Mon professeur d'histoire-géo plongea ses grands yeux de rapace dans mes pupilles bleutées. Autant vous dire que je n'avais strictement aucune idée de ce dont il était en train de parler. Trop concentrée à fixer par la fenêtre les étudiants pressés, mon esprit s'était encore évadé. Il s'échappait très souvent depuis ma naissance, dix-sept années plus tôt.

─ J'attends, Lou May.

Il accentua mon nom de famille d'une façon dérangeante, et mon regard se plaqua sur la petite horloge au-dessus du tableau. Il restait très exactement quinze secondes avant la fin du cours. La chance était avec moi. J'improvisais alors quelque chose, ouvrant rapidement mon manuel sur la métropole que l'on étudiait au cours dernier.
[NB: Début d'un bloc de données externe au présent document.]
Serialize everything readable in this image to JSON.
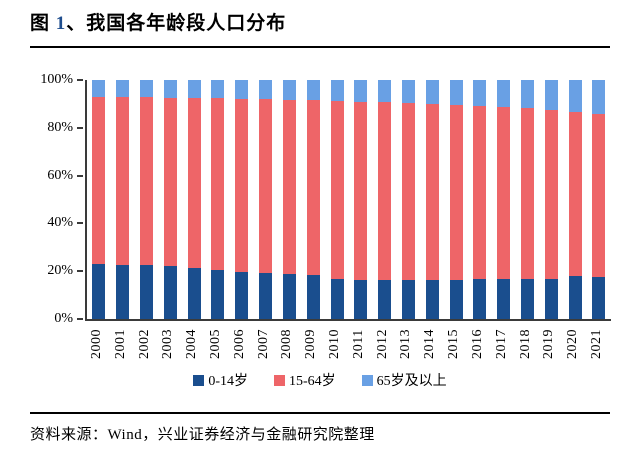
{
  "page": {
    "title_prefix": "图 ",
    "title_number": "1",
    "title_suffix": "、我国各年龄段人口分布",
    "source_note": "资料来源：Wind，兴业证券经济与金融研究院整理"
  },
  "colors": {
    "series_0_14": "#1a4e8e",
    "series_15_64": "#ee6568",
    "series_65_plus": "#69a0e4",
    "axis": "#3a3a3a",
    "title_number_accent": "#1f4e8e"
  },
  "chart_data": {
    "type": "bar",
    "stacked": true,
    "percent_stacked": true,
    "title": "我国各年龄段人口分布",
    "xlabel": "",
    "ylabel": "",
    "ylim": [
      0,
      100
    ],
    "y_ticks": [
      "0%",
      "20%",
      "40%",
      "60%",
      "80%",
      "100%"
    ],
    "grid": false,
    "legend_position": "bottom",
    "categories": [
      "2000",
      "2001",
      "2002",
      "2003",
      "2004",
      "2005",
      "2006",
      "2007",
      "2008",
      "2009",
      "2010",
      "2011",
      "2012",
      "2013",
      "2014",
      "2015",
      "2016",
      "2017",
      "2018",
      "2019",
      "2020",
      "2021"
    ],
    "series": [
      {
        "name": "0-14岁",
        "color": "#1a4e8e",
        "values": [
          22.9,
          22.5,
          22.4,
          22.1,
          21.5,
          20.3,
          19.8,
          19.4,
          19.0,
          18.5,
          16.6,
          16.5,
          16.5,
          16.4,
          16.5,
          16.5,
          16.7,
          16.8,
          16.9,
          16.8,
          17.9,
          17.5
        ]
      },
      {
        "name": "15-64岁",
        "color": "#ee6568",
        "values": [
          70.1,
          70.4,
          70.3,
          70.4,
          70.9,
          72.0,
          72.3,
          72.5,
          72.7,
          73.0,
          74.5,
          74.4,
          74.1,
          73.9,
          73.4,
          73.0,
          72.5,
          71.8,
          71.2,
          70.6,
          68.6,
          68.3
        ]
      },
      {
        "name": "65岁及以上",
        "color": "#69a0e4",
        "values": [
          7.0,
          7.1,
          7.3,
          7.5,
          7.6,
          7.7,
          7.9,
          8.1,
          8.3,
          8.5,
          8.9,
          9.1,
          9.4,
          9.7,
          10.1,
          10.5,
          10.8,
          11.4,
          11.9,
          12.6,
          13.5,
          14.2
        ]
      }
    ]
  }
}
─ C'est que, cette question est assez compliquée, et il va m'être difficile de l'expliquer clairement. Voyez-vous, il ne faut pas seulement regarder l'intérieur, mais prendre en considération l'ensemble... C'est pourquoi lorsque l'on s'interroge là-dessus, il est primordial de ne surtout pas oublier la moindre information, le moindre détail. C'est sans doute pour ça que vous me demandez-

La sonnerie retentit enfin. Sauvée par le gong, je fus soulagée. Les étudiants commencèrent à sortir de la salle et le prof fut obligé de me lâcher des yeux, maugréant dans sa barbe. Je me précipitais alors vers la sortie, le sac serré contre ma poitrine.

L'assurance dont j'avais fait preuve m'étonnait. Je n'avais pas l'habitude d'être aussi confiante, je portais d'ordinaire une trop grande attention aux autres. Je ne supportais pas de croiser leurs regards et mes yeux ne s'éloignaient jamais longtemps de mes pieds.

─ Hé, fais attention !

Mon corps tressaillit et fit volte face.

Au loin, une lycéenne dévisageait l'étourdie qui venait de la bousculer. C'était tout. Et ma pulsation cardiaque avait doublé juste pour ça.

J'entrepris alors de partir au plus vite de cet endroit et deux minutes plus tard, je marchais d'un pas assuré vers ma maison, ouvrant mon cœur à la nature et restant attentive aux chants que les oiseaux apportaient au paysage qui s'assombrissait.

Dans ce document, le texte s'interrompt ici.